Find the resulting capacity of a plate capacitor, if the space between the plates of area S is filled with dielectric with permittivity ε according to the picture.

• Hint: How to begin

  Capacitor that is filled with dielectric this way can be replaced with two parallel capacitors. One will be filled with air and one will be completely filled with dielectric.

• Hint: Capacity of capacitor

  The capacity of parallel capacitors is the sum of each one’s capacity.

• Analysis

  Plate capacitor that is filled with dielectric this way can be replaced with two parallel capacitors. One will be filled with air and one will be completely filled with dielectric.

  The total capacity of parallel capacitors is equal to the sum of each one’s capacity.

  Capacity of a plate capacitor is indirectly dependent on the distance of the plates and directly dependent on the plates’ areas and the permittivity of the environment that is between the plates.

  The only thing, that is left to be found, are the areas of the plates of both capacitors. We will use the fact, that we know the combined area of the capacitors, and the ratio in which the capacitor was divided into two.

• Solution

  We will replace the plate capacitor with two that are parallel. One will be filled with dielectric l₁ wide, the other will be filled with air and l−l₁ wide.

  

  The total capacity is then given by the sum of each capacitor’s capacity:

  \[C\,=\,C_1+C_2\tag{1}\]

  The capacity of a plate capacitor is given by:

  \[C\,=\, \epsilon \frac{S}{d}\,=\,\epsilon_0 \epsilon_r \frac{S}{d}\]

  Equations given for the capacities of our capacitors are:

  \[C_1\,=\, \epsilon_0 \epsilon_r\frac{S_1 }{d}\tag{2}\] \[C_2\,=\,\epsilon_0 \frac{S_2 }{d}\tag{3}\]

  Now, we will determine the areas S₁ and S₂ using the lengths l, l₁ and the total area of the capacitors S.

  The total area of the capacitor is:

  \[ S\,=\,lx\,\,\Rightarrow\,\,x\,=\,\frac{S}{l}\,,\tag{*}\]

  where x is the width of the capacitor.

  Areas S₁ and S₂ can be determined likewise S₁ = l₁x and S₂ = (l-l₁)x.

  If we then replace x from the equation (*), we will get the areas of both capacitors, which are needed.

  \[S_1\,=\,\frac{l_1}{l}S\] \[S_2\,=\,\frac{l-l_1}{l}S\]

  Now we just need to put S₁ and S₂ into equations for capacities C₁ and C₂ (equation (2) and (3)) and then put everything into equation (1) for the total capacity.
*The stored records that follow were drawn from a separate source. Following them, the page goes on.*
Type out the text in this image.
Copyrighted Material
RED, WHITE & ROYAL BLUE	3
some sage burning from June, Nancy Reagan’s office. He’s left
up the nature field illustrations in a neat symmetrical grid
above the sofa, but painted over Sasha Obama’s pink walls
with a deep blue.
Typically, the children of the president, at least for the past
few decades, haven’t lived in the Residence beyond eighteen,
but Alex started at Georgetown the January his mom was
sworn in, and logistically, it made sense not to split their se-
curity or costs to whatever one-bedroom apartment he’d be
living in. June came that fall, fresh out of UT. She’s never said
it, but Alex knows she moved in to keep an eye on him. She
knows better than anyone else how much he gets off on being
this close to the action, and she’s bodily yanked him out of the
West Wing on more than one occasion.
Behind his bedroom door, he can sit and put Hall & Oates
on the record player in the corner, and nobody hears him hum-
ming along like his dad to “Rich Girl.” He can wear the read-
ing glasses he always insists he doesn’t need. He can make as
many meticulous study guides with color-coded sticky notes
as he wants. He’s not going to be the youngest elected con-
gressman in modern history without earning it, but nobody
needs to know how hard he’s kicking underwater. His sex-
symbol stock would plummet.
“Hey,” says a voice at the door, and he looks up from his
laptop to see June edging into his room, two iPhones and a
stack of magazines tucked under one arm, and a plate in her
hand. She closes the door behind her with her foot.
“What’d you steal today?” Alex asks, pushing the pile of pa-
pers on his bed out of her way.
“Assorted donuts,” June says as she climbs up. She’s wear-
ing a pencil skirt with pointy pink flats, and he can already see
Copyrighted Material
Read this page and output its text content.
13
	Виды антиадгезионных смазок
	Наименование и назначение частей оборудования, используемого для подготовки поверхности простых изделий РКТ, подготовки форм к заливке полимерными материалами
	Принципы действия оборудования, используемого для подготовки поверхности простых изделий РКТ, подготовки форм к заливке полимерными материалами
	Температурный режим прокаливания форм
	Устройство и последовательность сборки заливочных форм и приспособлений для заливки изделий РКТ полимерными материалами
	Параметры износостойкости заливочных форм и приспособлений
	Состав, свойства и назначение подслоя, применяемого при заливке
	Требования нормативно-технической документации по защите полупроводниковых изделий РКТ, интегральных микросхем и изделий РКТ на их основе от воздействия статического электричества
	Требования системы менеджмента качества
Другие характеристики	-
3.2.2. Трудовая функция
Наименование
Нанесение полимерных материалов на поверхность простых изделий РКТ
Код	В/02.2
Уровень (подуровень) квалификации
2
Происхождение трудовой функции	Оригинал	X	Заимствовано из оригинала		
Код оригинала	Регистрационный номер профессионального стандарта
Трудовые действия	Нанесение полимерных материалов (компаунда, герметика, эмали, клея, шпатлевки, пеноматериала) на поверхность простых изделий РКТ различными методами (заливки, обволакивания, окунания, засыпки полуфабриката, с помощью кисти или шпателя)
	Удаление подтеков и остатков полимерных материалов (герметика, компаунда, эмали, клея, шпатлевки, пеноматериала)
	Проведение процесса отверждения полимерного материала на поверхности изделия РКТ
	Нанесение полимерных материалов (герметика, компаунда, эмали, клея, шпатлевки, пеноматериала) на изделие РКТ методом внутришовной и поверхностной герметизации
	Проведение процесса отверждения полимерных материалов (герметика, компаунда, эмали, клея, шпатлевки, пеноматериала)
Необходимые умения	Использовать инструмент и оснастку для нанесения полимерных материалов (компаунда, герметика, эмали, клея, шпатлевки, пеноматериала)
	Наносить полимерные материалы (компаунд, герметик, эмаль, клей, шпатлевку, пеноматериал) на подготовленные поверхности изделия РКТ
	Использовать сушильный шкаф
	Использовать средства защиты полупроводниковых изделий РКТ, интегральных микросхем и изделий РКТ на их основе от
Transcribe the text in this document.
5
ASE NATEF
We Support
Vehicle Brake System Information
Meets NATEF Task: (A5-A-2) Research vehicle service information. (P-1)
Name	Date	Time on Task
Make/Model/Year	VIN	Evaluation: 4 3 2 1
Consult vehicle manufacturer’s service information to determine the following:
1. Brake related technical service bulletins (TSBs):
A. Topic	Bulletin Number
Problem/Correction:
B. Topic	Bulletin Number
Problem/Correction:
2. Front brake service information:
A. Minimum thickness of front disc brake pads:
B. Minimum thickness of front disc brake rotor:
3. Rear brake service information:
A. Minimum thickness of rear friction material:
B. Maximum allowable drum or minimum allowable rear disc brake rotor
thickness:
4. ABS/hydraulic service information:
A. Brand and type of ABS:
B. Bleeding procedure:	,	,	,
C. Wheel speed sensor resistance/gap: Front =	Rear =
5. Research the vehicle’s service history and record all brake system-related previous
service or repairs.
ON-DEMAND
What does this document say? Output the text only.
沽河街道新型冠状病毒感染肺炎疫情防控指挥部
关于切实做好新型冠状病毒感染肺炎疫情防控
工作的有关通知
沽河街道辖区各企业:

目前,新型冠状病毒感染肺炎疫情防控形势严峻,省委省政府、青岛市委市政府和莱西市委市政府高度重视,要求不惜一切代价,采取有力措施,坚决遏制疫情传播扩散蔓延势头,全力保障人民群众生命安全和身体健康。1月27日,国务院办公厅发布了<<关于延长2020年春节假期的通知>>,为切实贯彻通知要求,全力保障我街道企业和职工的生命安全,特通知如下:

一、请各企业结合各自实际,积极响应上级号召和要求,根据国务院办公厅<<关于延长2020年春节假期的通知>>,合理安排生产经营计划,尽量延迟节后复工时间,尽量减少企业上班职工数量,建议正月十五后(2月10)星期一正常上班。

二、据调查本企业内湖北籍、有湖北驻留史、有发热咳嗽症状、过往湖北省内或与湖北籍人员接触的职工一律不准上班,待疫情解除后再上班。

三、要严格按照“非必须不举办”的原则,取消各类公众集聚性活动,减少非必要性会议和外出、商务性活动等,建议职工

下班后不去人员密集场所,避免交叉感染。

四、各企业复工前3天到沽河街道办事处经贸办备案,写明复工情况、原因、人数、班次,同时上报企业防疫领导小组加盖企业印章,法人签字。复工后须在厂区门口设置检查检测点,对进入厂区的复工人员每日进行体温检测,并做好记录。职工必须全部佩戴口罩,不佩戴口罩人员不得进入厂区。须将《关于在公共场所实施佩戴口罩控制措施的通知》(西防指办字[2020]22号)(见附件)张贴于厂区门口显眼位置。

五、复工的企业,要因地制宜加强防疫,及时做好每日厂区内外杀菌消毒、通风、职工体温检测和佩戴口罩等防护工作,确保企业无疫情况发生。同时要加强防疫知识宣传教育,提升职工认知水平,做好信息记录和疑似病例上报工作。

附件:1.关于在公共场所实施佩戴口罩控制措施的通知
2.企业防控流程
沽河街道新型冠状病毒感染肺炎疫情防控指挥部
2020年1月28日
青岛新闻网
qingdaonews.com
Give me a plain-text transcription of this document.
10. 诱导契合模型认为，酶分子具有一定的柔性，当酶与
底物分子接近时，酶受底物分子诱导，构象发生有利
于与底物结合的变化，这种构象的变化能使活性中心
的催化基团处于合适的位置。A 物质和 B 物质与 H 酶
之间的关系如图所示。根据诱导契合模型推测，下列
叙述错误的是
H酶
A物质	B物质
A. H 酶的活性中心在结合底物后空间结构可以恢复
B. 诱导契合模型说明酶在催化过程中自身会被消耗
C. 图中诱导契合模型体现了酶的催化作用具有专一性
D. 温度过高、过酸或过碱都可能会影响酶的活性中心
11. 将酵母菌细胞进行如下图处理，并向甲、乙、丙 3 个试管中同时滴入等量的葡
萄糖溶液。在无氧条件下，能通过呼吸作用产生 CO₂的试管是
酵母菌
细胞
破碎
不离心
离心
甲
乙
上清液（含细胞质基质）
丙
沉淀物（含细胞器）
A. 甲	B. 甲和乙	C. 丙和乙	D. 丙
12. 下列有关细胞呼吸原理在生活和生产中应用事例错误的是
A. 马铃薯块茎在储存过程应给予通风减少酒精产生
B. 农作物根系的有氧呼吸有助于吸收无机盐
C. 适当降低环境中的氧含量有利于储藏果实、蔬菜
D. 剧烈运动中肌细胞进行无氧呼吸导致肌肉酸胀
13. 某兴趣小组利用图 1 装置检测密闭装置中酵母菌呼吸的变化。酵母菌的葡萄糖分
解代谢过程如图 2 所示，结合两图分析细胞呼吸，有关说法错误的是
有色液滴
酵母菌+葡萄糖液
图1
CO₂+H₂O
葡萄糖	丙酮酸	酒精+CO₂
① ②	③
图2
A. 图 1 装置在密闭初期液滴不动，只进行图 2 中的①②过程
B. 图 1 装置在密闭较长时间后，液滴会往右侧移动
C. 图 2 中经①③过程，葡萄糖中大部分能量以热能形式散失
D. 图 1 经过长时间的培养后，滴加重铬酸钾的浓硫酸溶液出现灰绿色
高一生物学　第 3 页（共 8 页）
  \[C\,=\, \epsilon_0 \epsilon_r \frac{l_1 S}{dl} +\epsilon_0 \frac{\left(l-l_1\right) S}{dl}\]

  We will factor out \(\frac{\epsilon_0 S}{dl}\):

  \[C\,=\, \frac{\epsilon_0 S}{dl} \left( \epsilon_r l_1+l-l_1\right)\]

  Now we can factor l₁ out from the parentheses and we will get the equation for the total capacity of the capacitor C.

  \[C\,=\, \frac{\epsilon_0 S}{dl} \left(l_1 \left(\epsilon_r -1\right)+l\right)\]

• Answer

  The total capacity of the capacitor is given by:

  \[C\,=\, \frac{\epsilon_0 S}{dl} \left(l_1 \left(\epsilon_r -1\right)+l\right)\,.\]

• Dielectric put in another way

  Think about how to solve this problem, if the dielectric were put in an other way (see picture).

  

  Should the capacitor be filled with delectric the way the picture shows, we would split it again into two (the air-filled one and the one filled with dielectric). In this case the capacitors would be connected in series.